Ministers and bureaucrats at odds over specialized reform plan


Prime Minister Muhammad Shehbaz Sharif chairs a meeting on civil service reforms on July 18, 2025. – APP
  • Civil service reform panel divided on specialist recruitment.
  • “Prime minister briefed on gap over future of Pakistan's bureaucracy”.
  • The reforms propose moving from a generalist CSS system to a specialized one.

The high-level committee for the implementation of civil service reforms is sharply divided over the future shape of Pakistan's bureaucracy: federal ministers strongly support the introduction of a specialized recruitment system, while senior bureaucrats, mostly from the Pakistan Administrative Service (PAS), resist any major moves away from the existing generalist framework.

Sources familiar with the deliberations said the prime minister has been briefed about the internal rift. If consensus remains elusive, the committee is likely to send two separate and opposing sets of recommendations on civil service induction and recruitment for the prime minister's final decision.

The reform proposals arise from the recommendations of the civil service reforms committee headed by Planning Minister Ahsan Iqbal, which had called for a fundamental restructuring of the Central Higher Services (CSS) examination and recruitment process.

According to the committee's recommendations, which were forwarded by the cabinet to the implementation committee for preparation of an implementation plan for the reforms, the current generalist model should gradually give way to a specialized recruitment system, either through a group-based examination or separate examinations for each occupational group under the CSS framework.

Under the proposed model, candidates would be assessed based on clearly defined academic qualifications and subject relevance, and successful candidates would be directly assigned to specific positions rather than being admitted as generalists.

The recommendations get support from the Pakistan Institute of Development Economics (PIDE) report, which proposed aligning optional subjects with the preferences of service groups. For example, topics related to finance for the Internal Revenue Service (IRS) and criminology for the Pakistan Police Service (PSP).

One of the most debated proposals concerns the language of the exam. The committee has suggested allowing candidates to undertake selected compulsory papers such as Essay, Summary and Composition, Pakistan Studies, Islamiyat and Current Affairs either in English or Urdu during the initial phase.

The proposal is backed by the Federal Public Service Commission's five-year performance report, which identifies English essays and Pakistan Studies as the subjects with the highest failure rate. In the 2022 CSS exam, nearly 99% of candidates failed both exams, raising serious concerns about whether language proficiency has become a barrier to talent selection.

Sources noted that even internationally renowned scholars, including Rhodes and Gates scholars, did not qualify for the CSS exam due to these language limitations.

The committee has further recommended that the option of attempting all CSS subjects in Urdu be eventually introduced. The reform package also proposes to increase the passing threshold of MPT (MCQ-based Preliminary Test) from 33% to 40%, without negative marking.

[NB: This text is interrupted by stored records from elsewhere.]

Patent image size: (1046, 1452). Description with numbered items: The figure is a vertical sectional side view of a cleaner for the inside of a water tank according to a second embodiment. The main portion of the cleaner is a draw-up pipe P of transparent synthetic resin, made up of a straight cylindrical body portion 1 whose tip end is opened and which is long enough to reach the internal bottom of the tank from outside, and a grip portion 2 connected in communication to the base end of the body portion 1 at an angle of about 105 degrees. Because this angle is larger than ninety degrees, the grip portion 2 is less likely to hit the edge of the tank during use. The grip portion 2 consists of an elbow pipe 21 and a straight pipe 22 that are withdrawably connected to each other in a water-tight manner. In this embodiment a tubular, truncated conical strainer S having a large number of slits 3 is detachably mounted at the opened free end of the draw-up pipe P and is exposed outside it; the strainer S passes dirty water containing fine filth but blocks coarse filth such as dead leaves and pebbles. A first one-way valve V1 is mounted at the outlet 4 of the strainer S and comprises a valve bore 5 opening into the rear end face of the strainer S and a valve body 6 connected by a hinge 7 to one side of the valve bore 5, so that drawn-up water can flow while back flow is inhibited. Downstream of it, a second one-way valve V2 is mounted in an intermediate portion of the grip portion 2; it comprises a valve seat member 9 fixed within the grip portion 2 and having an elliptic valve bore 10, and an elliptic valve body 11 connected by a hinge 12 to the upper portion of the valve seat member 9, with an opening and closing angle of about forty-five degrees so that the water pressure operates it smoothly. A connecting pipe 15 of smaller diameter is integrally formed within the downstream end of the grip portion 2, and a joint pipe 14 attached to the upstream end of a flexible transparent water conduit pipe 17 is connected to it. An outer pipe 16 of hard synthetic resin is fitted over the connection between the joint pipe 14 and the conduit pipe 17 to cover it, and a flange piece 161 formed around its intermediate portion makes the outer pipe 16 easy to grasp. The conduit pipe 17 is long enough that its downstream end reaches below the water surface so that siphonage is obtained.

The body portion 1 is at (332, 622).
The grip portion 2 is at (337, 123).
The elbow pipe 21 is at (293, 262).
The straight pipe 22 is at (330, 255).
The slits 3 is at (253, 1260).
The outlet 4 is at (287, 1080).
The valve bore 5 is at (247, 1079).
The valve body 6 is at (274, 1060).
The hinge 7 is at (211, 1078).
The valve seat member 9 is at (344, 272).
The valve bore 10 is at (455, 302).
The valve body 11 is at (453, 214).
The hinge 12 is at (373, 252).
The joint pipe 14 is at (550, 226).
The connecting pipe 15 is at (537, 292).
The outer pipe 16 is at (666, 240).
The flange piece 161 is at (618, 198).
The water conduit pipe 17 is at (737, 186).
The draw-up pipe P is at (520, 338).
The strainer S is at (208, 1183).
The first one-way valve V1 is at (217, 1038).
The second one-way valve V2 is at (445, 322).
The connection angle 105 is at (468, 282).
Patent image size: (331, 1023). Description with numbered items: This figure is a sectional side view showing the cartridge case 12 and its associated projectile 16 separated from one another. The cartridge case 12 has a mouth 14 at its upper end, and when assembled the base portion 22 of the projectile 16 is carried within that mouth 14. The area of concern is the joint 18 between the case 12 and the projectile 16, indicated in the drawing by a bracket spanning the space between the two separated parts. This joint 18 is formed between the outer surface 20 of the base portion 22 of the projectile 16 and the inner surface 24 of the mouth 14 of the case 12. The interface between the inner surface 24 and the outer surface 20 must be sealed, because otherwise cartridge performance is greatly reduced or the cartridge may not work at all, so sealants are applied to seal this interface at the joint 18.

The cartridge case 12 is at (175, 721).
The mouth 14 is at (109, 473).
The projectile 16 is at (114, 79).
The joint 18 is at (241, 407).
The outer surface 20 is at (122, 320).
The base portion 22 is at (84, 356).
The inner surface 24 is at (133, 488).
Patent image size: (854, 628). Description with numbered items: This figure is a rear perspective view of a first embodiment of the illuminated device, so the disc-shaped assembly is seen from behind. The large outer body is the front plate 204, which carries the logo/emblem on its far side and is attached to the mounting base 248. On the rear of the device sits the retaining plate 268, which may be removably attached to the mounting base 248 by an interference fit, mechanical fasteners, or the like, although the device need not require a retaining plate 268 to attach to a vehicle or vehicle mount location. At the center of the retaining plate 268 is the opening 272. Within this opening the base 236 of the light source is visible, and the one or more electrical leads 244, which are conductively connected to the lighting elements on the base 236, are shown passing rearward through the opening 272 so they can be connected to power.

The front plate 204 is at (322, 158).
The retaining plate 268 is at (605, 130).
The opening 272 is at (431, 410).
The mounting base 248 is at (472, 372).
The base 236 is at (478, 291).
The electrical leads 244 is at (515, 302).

The test may include GRE or SAT style questions to better assess analytical and logical reasoning.

To improve transparency, the committee has recommended developing and publishing objective criteria for written and viva voce examinations, along with qualified psychological and psychometric assessments.

Another key proposal calls for full digitization of the CSS exam process, with the goal of reducing the total hiring cycle to six months or less.

To address persistent shortfalls in provincial and minority quotas (particularly in Balochistan and Sindh), the committee has proposed affirmative measures, including additional attempts for candidates from underrepresented groups.

However, senior PAS officials who are part of the implementation committee, which is also led by Ahsan Iqbal, are opposed to replacing the current Central Allocation System (CAS) and the generalist induction model.

They argue that Pakistan's administrative structure requires officials with broad exposure across sectors, and maintain that the existing system has been time-tested and has ensured administrative cohesion since independence.

Instead of introducing an entirely new specialized bureaucracy, the current system should be refined and strengthened, he said, warning that excessive specialization at the entry level could fragment governance and weaken coordination between ministries.

Ministers are of the view that we need more space for domain knowledge experts in the civil service and better promotion prospects for specialists to attract professionals and specialists in the civil service. Currently, specialized cadres have to wait more than 15 years to be promoted and most retire in grades 19 or 20.

The corporate sector recruits professionals and turns them into generalists as they rise, they said.